Renaissance was born from that quiet urgency to realign. It’s a song about sculpting a self that feels true. About using your history, your instincts, your imagination — and making something meaningful from it all.
It’s not a reinvention.
It’s a return. A remembering. A rising.
🖋 Lyrically…
The song opens with the idea that who we are is inseparable from where we’ve been:
“You’re where you are / Because of where you’ve come from”
It invites us to make meaning from our mess, to create something beautiful from what we’ve been through:
“Put brush to canvas / Paint something beautiful”
The central question — “How will you sculpt the likeness of you? / The true you darling” — became a kind of mantra for me.
Not what do you want to become, but who are you beneath everything else?
What does it take to forgive yourself?
To lead yourself home?
🎧 Sonically…
The verses are delicately sung — tentative, almost. There’s vulnerability in the delivery, a softness that leaves space for something to emerge.
But the choruses arrive with strength. A sense of arrival.
That’s where the becoming happens.
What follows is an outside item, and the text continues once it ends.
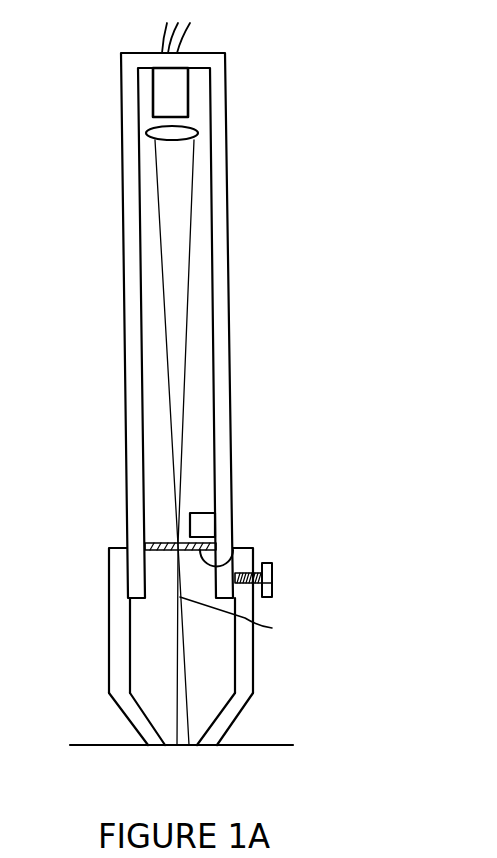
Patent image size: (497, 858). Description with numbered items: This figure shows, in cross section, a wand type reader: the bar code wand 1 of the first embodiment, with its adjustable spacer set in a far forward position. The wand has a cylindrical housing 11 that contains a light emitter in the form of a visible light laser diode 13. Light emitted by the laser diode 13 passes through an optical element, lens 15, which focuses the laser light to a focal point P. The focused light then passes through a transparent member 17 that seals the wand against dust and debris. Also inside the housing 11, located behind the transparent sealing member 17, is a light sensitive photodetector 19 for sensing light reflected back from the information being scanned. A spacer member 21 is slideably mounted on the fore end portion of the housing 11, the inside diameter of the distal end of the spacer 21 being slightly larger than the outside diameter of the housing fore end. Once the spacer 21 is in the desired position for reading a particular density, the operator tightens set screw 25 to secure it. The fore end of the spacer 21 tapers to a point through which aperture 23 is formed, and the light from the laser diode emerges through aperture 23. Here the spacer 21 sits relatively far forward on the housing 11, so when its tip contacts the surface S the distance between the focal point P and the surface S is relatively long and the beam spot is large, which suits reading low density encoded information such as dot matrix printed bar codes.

You can hear it in the vocal — confident, resolute — and in the strings, which rise and rise as the song progresses, getting higher and fuller with each pass of the chorus.
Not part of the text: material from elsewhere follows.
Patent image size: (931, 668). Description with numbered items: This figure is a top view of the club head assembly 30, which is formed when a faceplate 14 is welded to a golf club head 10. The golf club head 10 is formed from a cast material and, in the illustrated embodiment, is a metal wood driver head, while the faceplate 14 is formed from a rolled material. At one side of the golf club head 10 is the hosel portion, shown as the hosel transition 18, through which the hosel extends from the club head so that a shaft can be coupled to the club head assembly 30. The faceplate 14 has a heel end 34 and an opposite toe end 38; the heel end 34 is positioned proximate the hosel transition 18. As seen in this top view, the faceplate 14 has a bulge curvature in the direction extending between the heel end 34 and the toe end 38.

Renaissance has surprisingly few layers compared to some of my other tracks — mostly piano, strings, guitar, drums, and vocals — and yet it feels like one of the biggest, most dramatic songs I’ve made. That contrast was intentional. The message didn’t need dressing up — it just needed space to rise.
The chord structure of the intro to the song was inspired by Allegri’s Miserere, one of the most iconic pieces from the Renaissance period — rich with tension, reverence, and release. I was immersed in Renaissance art and music at the time, and even the single artwork reflects that: I became a statue, drawing inspiration from Michelangelo’s David.
Still and strong. Becoming.
🎞 Visually…
The lyric video is a collage of me growing up — a visual scrapbook of moments, memories, transformations.
It was important to show the past, not as something to escape, but as something to honour.
It’s easy to talk about reinvention as if it’s about starting from scratch. But Renaissance was never about erasing the past. It was about including it — letting it shape me, inform me, and ultimately… soften me.
✍️ The writing…
The lyrics were co-written with Clare Yarwood-White, who helped me shape the bones of the song and articulate what I was really trying to say. Her presence in this track — though quiet — is foundational. She helped me hold the space for it to become what it is.
Clare and I also recorded a podcast episode together on Arting About, where we reflected on writing Renaissance, the metaphors we built into it, and what it’s come to mean to both of us since. We talked about everything from Renaissance art and choral music to orchestration, rebirth, and reverse reverbs — and how making this song felt like a shared transformation.
It’s warm, geeky, and full of little details that we never would’ve shared if we hadn’t hit record.
🪞 A couple of years on…
It’s been almost two years since Renaissance was released.
And strangely — or maybe inevitably — I feel like I’m having another renaissance.
This past year has been full of difficult decisions, quiet shifts, long periods of creative winter. But lately, I’ve been finding my rhythm again. Sharing more. Making more. Seeing more clearly.
A new season, maybe. Or a return to something I’d always known.
I thought Renaissance was a new beginning. It turns out, it was a reminder: we’re allowed to begin again, as many times as we need.